Deshalb bleibt die Linksfraktion dabei: Zuerst braucht es eine andere Leitung, sprich: einen anderen Minister. Dann
brauchen wir auch effektive Kontrollmechanismen. DIE LINKE hat mit ihrem Gesetzentwurf zur Verbesserung der Kontrollmöglichkeiten der PKK einen Aufschlag gemacht. Wenn die SPD heute signalisiert, dass sie dem zustimmen kann: umso besser.
(Heinz Eggert, CDU: Einen Aufschlag, ja? – Interner Wortwechsel zwischen den Abg. Stefan Brangs, SPD, und Heinz Eggert, CDU)
Außerdem brauchen wir einen arbeitsfähigen Untersuchungsausschuss, in dem das Parlament endlich in die Lage versetzt wird, zu einer Einschätzung zu kommen und seine eigenen Konsequenzen zu generieren. Wenn Sie es mit Ihrem Aufklärungswillen ernst meinen, meine Damen und Herren, dann hören Sie auf, die Arbeit des Untersuchungsausschusses zu boykottieren, und rauben Sie uns nicht die Zeit mit Ihren belanglosen Schaufensteranträgen!

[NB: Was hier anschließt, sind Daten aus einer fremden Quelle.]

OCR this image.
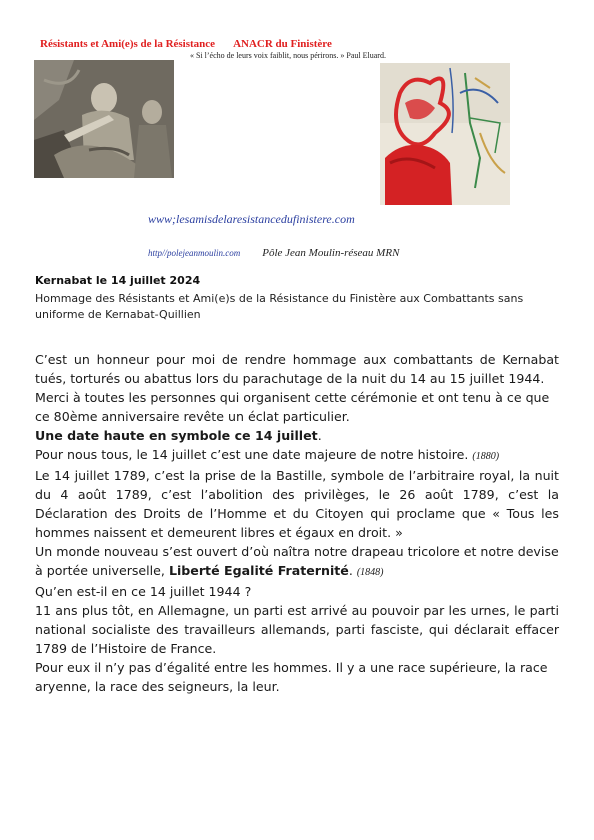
Résistants et Ami(e)s de la Résistance ANACR du Finistère
« Si l’écho de leurs voix faiblit, nous périrons. » Paul Eluard.
www;lesamisdelaresistancedufinistere.com
http//polejeanmoulin.com Pôle Jean Moulin-réseau MRN
Kernabat le 14 juillet 2024
Hommage des Résistants et Ami(e)s de la Résistance du Finistère aux Combattants sans uniforme de Kernabat-Quillien

C’est un honneur pour moi de rendre hommage aux combattants de Kernabat tués, torturés ou abattus lors du parachutage de la nuit du 14 au 15 juillet 1944.

Merci à toutes les personnes qui organisent cette cérémonie et ont tenu à ce que ce 80ème anniversaire revête un éclat particulier.

Une date haute en symbole ce 14 juillet.

Pour nous tous, le 14 juillet c’est une date majeure de notre histoire. (1880)

Le 14 juillet 1789, c’est la prise de la Bastille, symbole de l’arbitraire royal, la nuit du 4 août 1789, c’est l’abolition des privilèges, le 26 août 1789, c’est la Déclaration des Droits de l’Homme et du Citoyen qui proclame que « Tous les hommes naissent et demeurent libres et égaux en droit. »

Un monde nouveau s’est ouvert d’où naîtra notre drapeau tricolore et notre devise à portée universelle, Liberté Egalité Fraternité. (1848)

Qu’en est-il en ce 14 juillet 1944 ?

11 ans plus tôt, en Allemagne, un parti est arrivé au pouvoir par les urnes, le parti national socialiste des travailleurs allemands, parti fasciste, qui déclarait effacer 1789 de l’Histoire de France.

Pour eux il n’y pas d’égalité entre les hommes. Il y a une race supérieure, la race aryenne, la race des seigneurs, la leur.
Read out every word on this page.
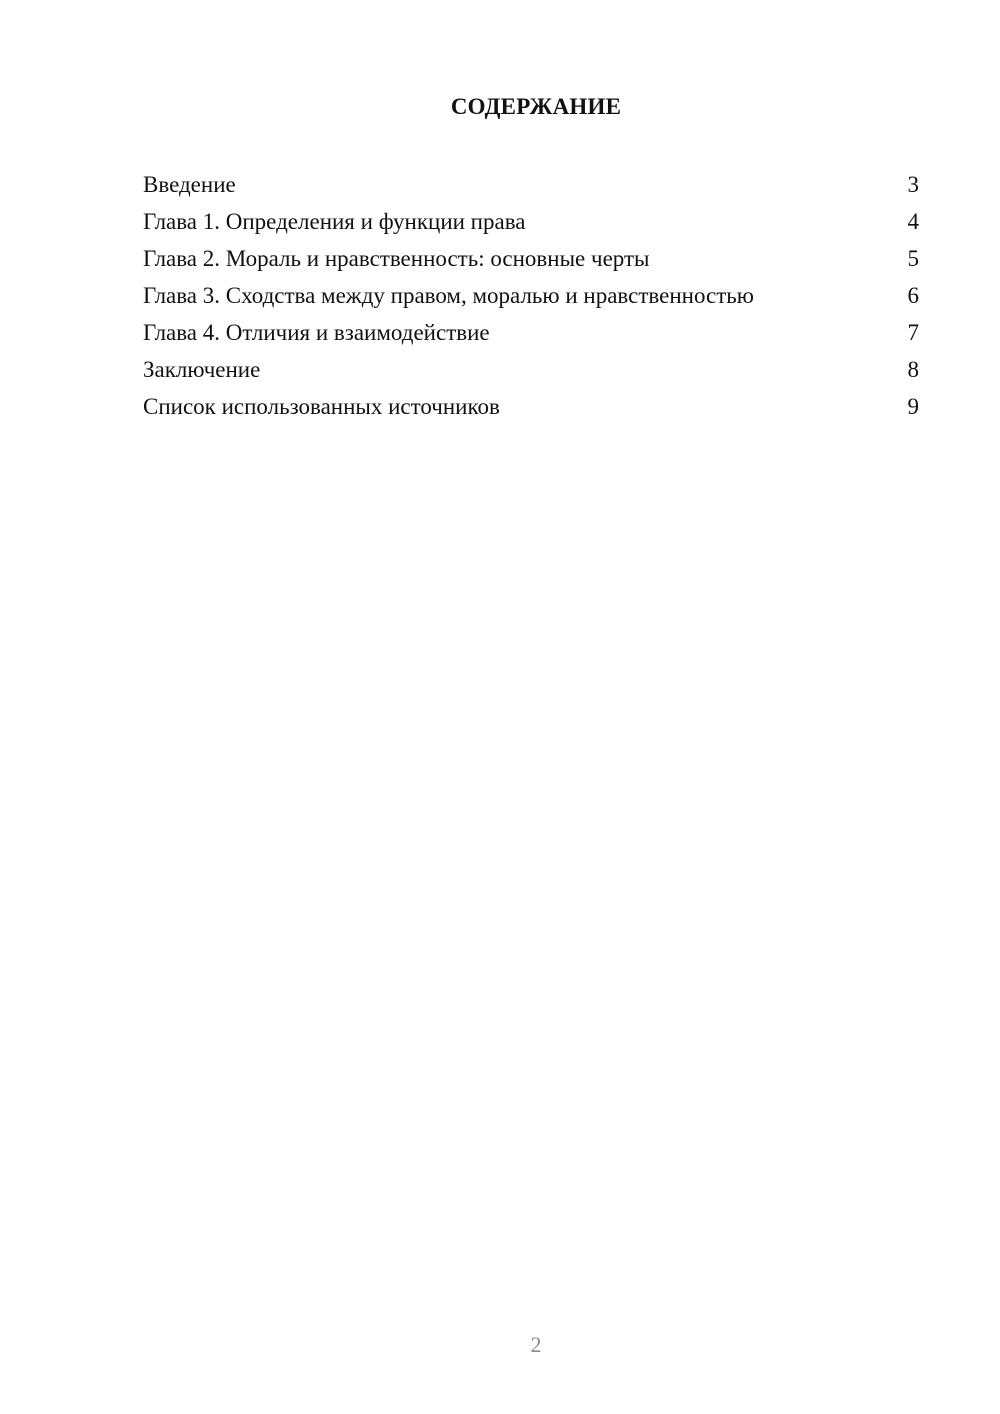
СОДЕРЖАНИЕ
Введение	3
Глава 1. Определения и функции права	4
Глава 2. Мораль и нравственность: основные черты	5
Глава 3. Сходства между правом, моралью и нравственностью	6
Глава 4. Отличия и взаимодействие	7
Заключение	8
Список использованных источников	9
2
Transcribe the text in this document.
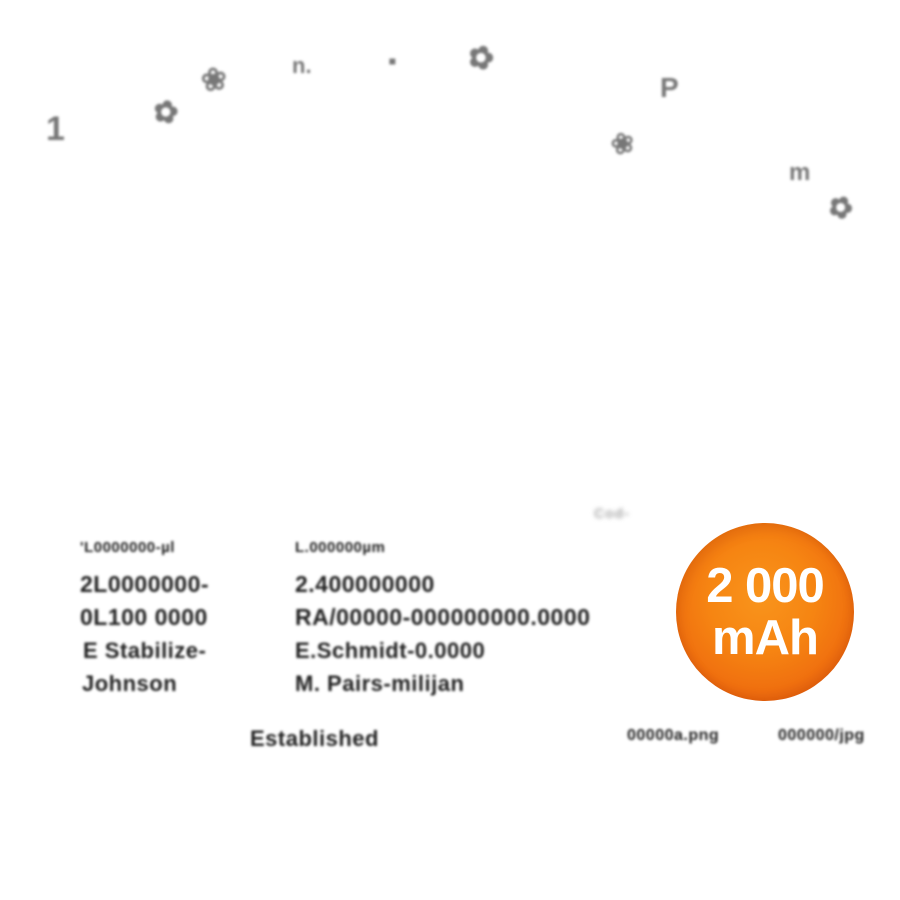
1	✿
❀	n.	▪ ✿
P
❀
m
✿
Cod-
'L0000000-µl	L.000000µm
2L0000000-	2.400000000
0L100 0000	RA/00000-000000000.0000
E Stabilize-	E.Schmidt-0.0000
Johnson	M. Pairs-milijan
Established	00000a.png	000000/jpg
2 000
mAh
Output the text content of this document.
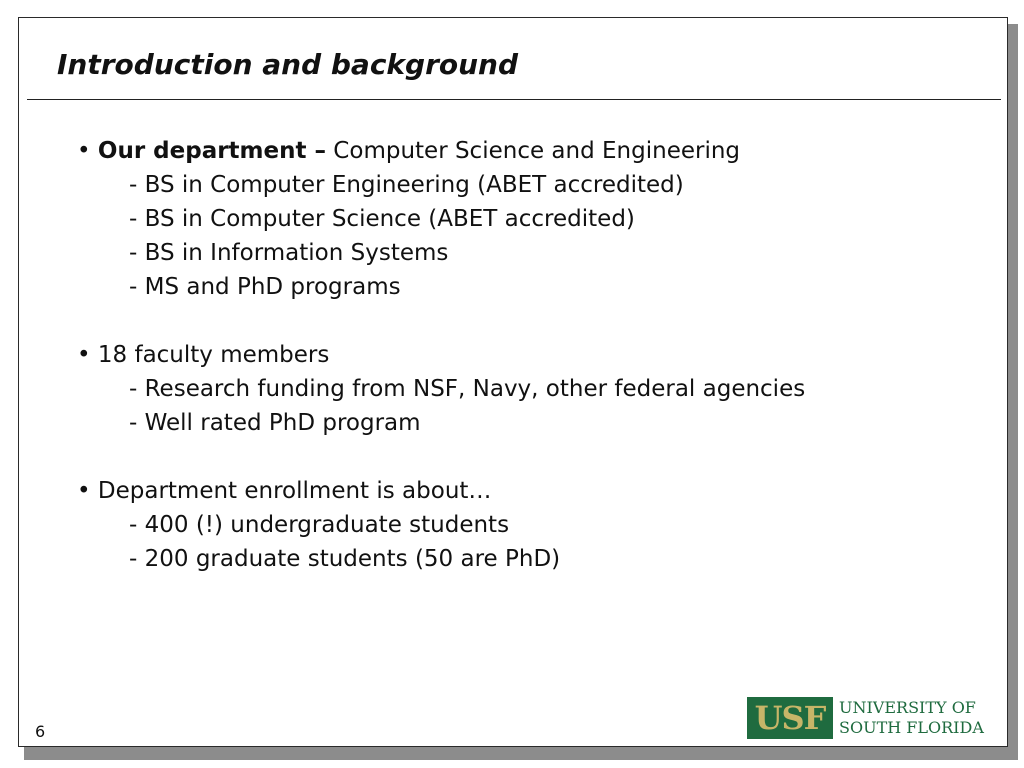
Introduction and background
• Our department – Computer Science and Engineering
- BS in Computer Engineering (ABET accredited)
- BS in Computer Science (ABET accredited)
- BS in Information Systems
- MS and PhD programs
• 18 faculty members
- Research funding from NSF, Navy, other federal agencies
- Well rated PhD program
• Department enrollment is about…
- 400 (!) undergraduate students
- 200 graduate students (50 are PhD)
6	USF UNIVERSITY OF
SOUTH FLORIDA
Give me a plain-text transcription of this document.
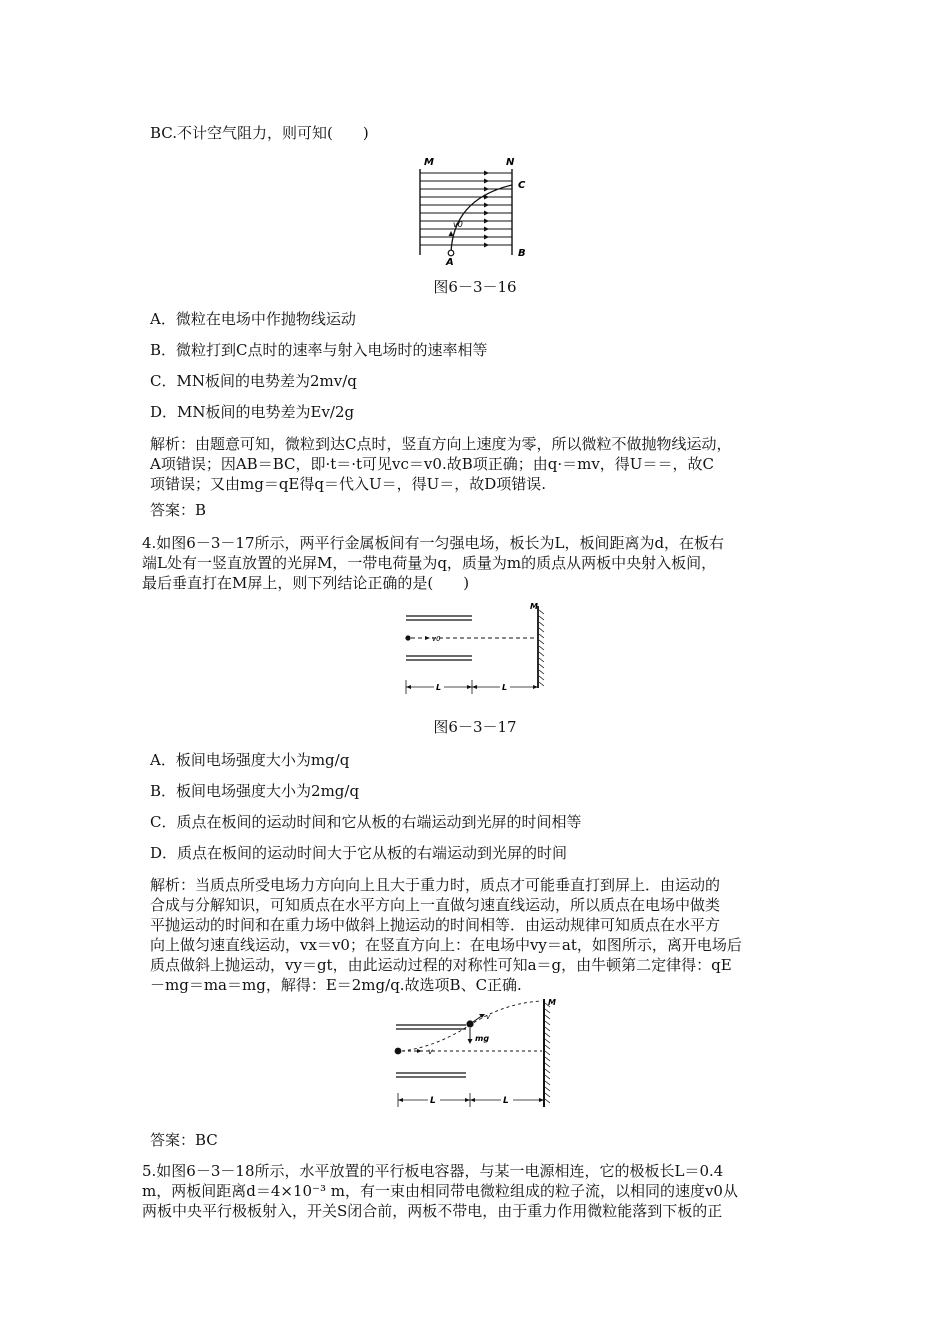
BC.不计空气阻力，则可知(　　)
M	N
C
B
A
v0
图6－3－16
A．微粒在电场中作抛物线运动
B．微粒打到C点时的速率与射入电场时的速率相等
C．MN板间的电势差为2mv/q
D．MN板间的电势差为Ev/2g
解析：由题意可知，微粒到达C点时，竖直方向上速度为零，所以微粒不做抛物线运动，
A项错误；因AB＝BC，即·t＝·t可见vc＝v0.故B项正确；由q·＝mv，得U＝＝，故C
项错误；又由mg＝qE得q＝代入U＝，得U＝，故D项错误.
答案：B
4.如图6－3－17所示，两平行金属板间有一匀强电场，板长为L，板间距离为d，在板右
端L处有一竖直放置的光屏M，一带电荷量为q，质量为m的质点从两板中央射入板间，
最后垂直打在M屏上，则下列结论正确的是(　　)
v0
M
L	L
图6－3－17
A．板间电场强度大小为mg/q
B．板间电场强度大小为2mg/q
C．质点在板间的运动时间和它从板的右端运动到光屏的时间相等
D．质点在板间的运动时间大于它从板的右端运动到光屏的时间
解析：当质点所受电场力方向向上且大于重力时，质点才可能垂直打到屏上．由运动的
合成与分解知识，可知质点在水平方向上一直做匀速直线运动，所以质点在电场中做类
平抛运动的时间和在重力场中做斜上抛运动的时间相等．由运动规律可知质点在水平方
向上做匀速直线运动，vx＝v0；在竖直方向上：在电场中vy＝at，如图所示，离开电场后
质点做斜上抛运动，vy＝gt，由此运动过程的对称性可知a＝g，由牛顿第二定律得：qE
－mg＝ma＝mg，解得：E＝2mg/q.故选项B、C正确.
v
v
mg
M
L	L
答案：BC
5.如图6－3－18所示，水平放置的平行板电容器，与某一电源相连，它的极板长L＝0.4
m，两板间距离d＝4×10⁻³ m，有一束由相同带电微粒组成的粒子流，以相同的速度v0从
两板中央平行极板射入，开关S闭合前，两板不带电，由于重力作用微粒能落到下板的正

(Beifall bei der Linksfraktion, der NPD, der FDP und den GRÜNEN sowie des Abg. Klaus-Jürgen Menzel, fraktionslos)
Ich sehe im Moment keine Redewünsche aus den Fraktionen und frage deshalb die Staatsregierung. – Herr Staatsminister Dr. Buttolo, bitte.
Frau Präsidentin! Meine sehr verehrten Damen und Herren! Bevor ich zum eigentlichen Antrag sprechen möchte, gestatten Sie mir eine Vorbemerkung.
denn unser Landesamt für Verfassungsschutz hat bundesweit einen guten Ruf bei der Beobachtung des Extremismus.
Die Arbeit war sehr hilfreich, zum Beispiel beim Verbot rechtsextremistischer Vereinigungen. Wer also den Verfassungsschutz zu schwächen versucht, schwächt die Bekämpfung des Extremismus.